Don’t like lawyers? Soon you may be hearing and reading a lot less of them, as a move is made to stop barristers and solicitors speaking to the media.
Don’t like lawyers? Soon you may be hearing and reading a lot less of them, as a move is made to stop barristers and solicitors speaking to the media.
Two weeks after the Western Australian Bar Association (WABA) passed a conduct rule preventing barristers commenting in the media about their clients, it is understood that Law Society president Wayne Martin QC is considering proposing a similar motion for members of the Law Society.
Whereas the WABA represents 165 barristers, the Law Society’s membership is far more diverse, with 2,360 people members of the professional association for Western Australian barristers and solicitors.
Mr Martin, who proposed the new conduct rule for the WABA, declined to comment on whether he was considering a similar move for the Law Society when contacted by WA Business News this week, but several legal insiders said Mr Martin had made his intentions clear.
Whether Mr Martin gets the numbers to move a media restriction on Law Society members is uncertain, and the move to prevent barristers speaking about their past, present and future cases immediately caused division between Perth barristers.
One of Perth’s most senior barristers, Malcolm McCusker QC, told WA Business News he was ‘totally opposed’ to the ban.
Although opposed to the new conduct rule, Mr McCusker is abiding by it, obtaining dispensation from WABA president Ken Martin QC before making comments in the media last week about his client Andrew Mallard, who last week walked free after more than a decade in jail when a murder charge was withdrawn.

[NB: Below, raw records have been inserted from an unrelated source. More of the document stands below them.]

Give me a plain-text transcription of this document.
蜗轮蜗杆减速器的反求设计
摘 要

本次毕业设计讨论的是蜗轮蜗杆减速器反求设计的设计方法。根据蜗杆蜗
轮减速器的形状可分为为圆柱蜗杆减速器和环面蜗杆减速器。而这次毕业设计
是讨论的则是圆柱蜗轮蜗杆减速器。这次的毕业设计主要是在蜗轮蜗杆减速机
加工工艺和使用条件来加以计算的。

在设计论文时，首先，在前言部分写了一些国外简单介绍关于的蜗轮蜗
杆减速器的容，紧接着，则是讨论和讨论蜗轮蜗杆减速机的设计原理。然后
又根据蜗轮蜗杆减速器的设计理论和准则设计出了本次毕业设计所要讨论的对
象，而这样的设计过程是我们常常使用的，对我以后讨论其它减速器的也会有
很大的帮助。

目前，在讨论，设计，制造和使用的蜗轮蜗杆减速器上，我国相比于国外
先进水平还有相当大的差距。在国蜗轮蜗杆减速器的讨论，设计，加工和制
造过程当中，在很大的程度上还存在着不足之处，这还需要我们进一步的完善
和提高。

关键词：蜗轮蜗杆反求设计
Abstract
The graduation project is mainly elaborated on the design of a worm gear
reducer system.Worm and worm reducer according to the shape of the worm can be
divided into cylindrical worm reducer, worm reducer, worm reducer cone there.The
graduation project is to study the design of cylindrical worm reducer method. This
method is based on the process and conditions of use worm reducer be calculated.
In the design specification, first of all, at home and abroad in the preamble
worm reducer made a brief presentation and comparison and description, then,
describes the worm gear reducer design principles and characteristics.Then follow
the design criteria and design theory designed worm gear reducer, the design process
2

Several other barristers have spoken out against the rule, including Criminal Lawyers Association president Belinda Lonsdale, who said that all people, including barristers, should have the right to speak freely.
“In the interests of the public being better informed, it is much better if lawyers can speak to the media,” Ms Lonsdale said.
“In this era when the government is intent on passing more draconian laws, the only way the public can be educated is by talking about how these laws are applied to people.
“In the context of criminal law, it is also often the case that clients want their barristers to make comment to the media.”
With only 38 members of the WABA turning up to vote on the issue, Ms Londsdale said she was not sure that the vote reflected the views of everyone at the bar association.
“If the Law Society doesn’t pass a similar motion, I would be keen to move a motion against the conduct rule – if it doesn’t apply to solicitors, why should it apply to barristers,” she added.
Membership of the WABA is not compulsory, but almost all practitioners at the bar are members of the WABA.
The new conduct rule for the WABA was passed by 22 members out of 38 attending a meeting two weeks ago, and the move for the gag was driven by comments made in the media last year by QC’s Mark Trowell and Tom Percy in relation to the Schapelle Corby case.
One of the arguments put forward against the ban is that the Legal Practice Board has means of disciplining practitioners who bring the profession into disrepute, and as a consequence of comments made in relation to the Corby case, it is understood that a complaint in relation to Mr Trowell is before the Legal Practitioners Complaints Committee.